Simon John Tallis, 47, of Newlands Road, Warley, Halifax, pleaded guilty to two offences relating to breaches of legislation introduced to cut the risk of foot-and-mouth disease (FMD) affecting UK livestock.
Mr Tallis appeared before Bradford and Keighley Magistrates’ Court on Friday 14 July and was fined £4,000 and ordered to pay a further £2,000 in costs.
Officers from Calderdale Council and West Yorkshire Trading Standards found a large number of sandwiches containing meat products on site, along with equipment to feed the sandwiches to animals in October 2016.
Mr Tallis confirmed he had been feeding the sandwiches to pigs on the farm.

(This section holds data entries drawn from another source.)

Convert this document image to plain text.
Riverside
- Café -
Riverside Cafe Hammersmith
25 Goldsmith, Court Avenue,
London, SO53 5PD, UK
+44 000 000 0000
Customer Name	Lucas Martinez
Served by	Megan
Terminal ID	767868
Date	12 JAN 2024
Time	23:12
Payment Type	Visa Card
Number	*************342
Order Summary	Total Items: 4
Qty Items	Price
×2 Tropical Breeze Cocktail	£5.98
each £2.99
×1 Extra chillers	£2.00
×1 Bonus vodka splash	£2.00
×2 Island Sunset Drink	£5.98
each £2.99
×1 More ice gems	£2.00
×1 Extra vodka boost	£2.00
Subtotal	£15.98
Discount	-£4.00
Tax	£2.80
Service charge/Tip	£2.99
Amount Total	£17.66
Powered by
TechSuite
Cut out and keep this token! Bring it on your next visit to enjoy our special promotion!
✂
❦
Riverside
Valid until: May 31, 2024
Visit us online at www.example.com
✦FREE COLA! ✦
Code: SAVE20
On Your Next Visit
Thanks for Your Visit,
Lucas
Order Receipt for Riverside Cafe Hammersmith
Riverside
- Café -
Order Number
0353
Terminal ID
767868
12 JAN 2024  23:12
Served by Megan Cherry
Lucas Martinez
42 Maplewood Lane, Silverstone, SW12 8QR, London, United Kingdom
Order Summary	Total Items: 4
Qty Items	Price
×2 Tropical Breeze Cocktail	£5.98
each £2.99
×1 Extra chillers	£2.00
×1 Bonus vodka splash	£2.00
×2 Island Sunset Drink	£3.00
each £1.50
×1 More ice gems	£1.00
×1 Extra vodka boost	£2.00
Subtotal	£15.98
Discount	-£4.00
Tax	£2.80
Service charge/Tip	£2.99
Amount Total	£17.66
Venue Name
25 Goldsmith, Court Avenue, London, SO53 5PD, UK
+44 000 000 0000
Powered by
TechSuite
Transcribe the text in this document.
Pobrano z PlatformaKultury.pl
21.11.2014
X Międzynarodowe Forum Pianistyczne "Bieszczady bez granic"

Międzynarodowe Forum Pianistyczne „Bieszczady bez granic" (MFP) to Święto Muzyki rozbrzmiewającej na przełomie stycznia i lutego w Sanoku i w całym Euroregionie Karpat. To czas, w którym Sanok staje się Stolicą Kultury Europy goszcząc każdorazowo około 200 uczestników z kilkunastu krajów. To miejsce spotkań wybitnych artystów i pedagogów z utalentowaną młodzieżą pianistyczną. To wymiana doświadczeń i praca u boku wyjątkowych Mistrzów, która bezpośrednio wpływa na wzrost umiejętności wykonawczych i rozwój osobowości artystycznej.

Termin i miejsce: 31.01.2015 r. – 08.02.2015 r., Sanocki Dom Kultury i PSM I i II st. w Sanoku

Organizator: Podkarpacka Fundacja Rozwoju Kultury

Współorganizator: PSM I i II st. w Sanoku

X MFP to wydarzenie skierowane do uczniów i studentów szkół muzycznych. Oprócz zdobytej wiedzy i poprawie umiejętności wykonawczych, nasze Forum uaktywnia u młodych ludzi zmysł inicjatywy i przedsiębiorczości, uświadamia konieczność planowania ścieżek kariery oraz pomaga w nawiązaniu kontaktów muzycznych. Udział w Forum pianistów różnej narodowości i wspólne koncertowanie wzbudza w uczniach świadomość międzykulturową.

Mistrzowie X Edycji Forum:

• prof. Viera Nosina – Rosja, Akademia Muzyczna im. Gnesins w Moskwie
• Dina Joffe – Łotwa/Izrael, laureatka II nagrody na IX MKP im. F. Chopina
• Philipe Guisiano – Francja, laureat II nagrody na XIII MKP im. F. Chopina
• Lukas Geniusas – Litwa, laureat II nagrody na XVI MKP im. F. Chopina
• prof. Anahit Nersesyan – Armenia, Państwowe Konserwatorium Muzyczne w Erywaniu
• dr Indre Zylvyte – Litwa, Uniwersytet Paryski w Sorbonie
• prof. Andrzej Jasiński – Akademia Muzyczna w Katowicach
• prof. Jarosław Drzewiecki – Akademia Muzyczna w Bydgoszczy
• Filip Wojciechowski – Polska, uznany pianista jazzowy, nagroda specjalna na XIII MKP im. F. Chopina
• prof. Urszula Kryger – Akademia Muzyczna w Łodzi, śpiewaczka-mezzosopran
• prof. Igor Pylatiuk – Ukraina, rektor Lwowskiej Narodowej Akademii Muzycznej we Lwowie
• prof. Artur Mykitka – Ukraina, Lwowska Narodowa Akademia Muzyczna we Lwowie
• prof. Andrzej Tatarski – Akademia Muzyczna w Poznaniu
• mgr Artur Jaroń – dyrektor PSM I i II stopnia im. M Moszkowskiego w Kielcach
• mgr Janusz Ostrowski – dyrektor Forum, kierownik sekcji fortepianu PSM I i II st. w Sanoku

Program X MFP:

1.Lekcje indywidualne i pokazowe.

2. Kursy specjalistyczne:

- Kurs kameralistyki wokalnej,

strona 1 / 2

There is never a good reason to feed pigs meat or any catering waste. The potential cost to our industry is too great and with African swine fever spreading in eastern Europe, the need for the UK pig sector to show maximum diligence has never been more important Georgina Crayford, National Pig Association
NPA senior policy adviser Georgina Crayford said the action “could have been a disaster for the UK pig sector and the wider farming industry”.
“If just one pig becomes infected with African swine fever (ASF), FMD or classical swine fever (CSF), it could close down our industry, stop our burgeoning export market in its tracks and cause untold damage to farming,” Ms Crayford said.
“There is never a good reason to feed pigs meat or any catering waste.
“The potential cost to our industry is too great and with ASF spreading in eastern Europe, the need for the UK pig sector to show maximum diligence has never been more important.”
She urged farmers to stick to laws which were introduced after the 2001 FMD outbreak.
In 2001, the FMD outbreak was officially blamed on the feeding of raw swill on a Northumberland pig farm.
Within 12 months, 10 million animals were slaughtered and £8bn was wiped from the UK economy.
A year earlier in 2000, a CSF outbreak was thought to have been caused by a pig eating a ham sandwich dropped in a field.
In that outbreak almost 75,000 pigs were killed.
“The laws are in place for a very good reason and we would like to remind all farmers and pig keepers in the strongest possible terms that they must be adhered to at all times,” Ms Crayford added.
The NPA defined catering waste as all waste food originating in restaurants, catering facilities and household kitchens.
Due to the risk of cross-contamination, this includes vegetarian kitchens, where products of animal origin such as milk are used in food preparation.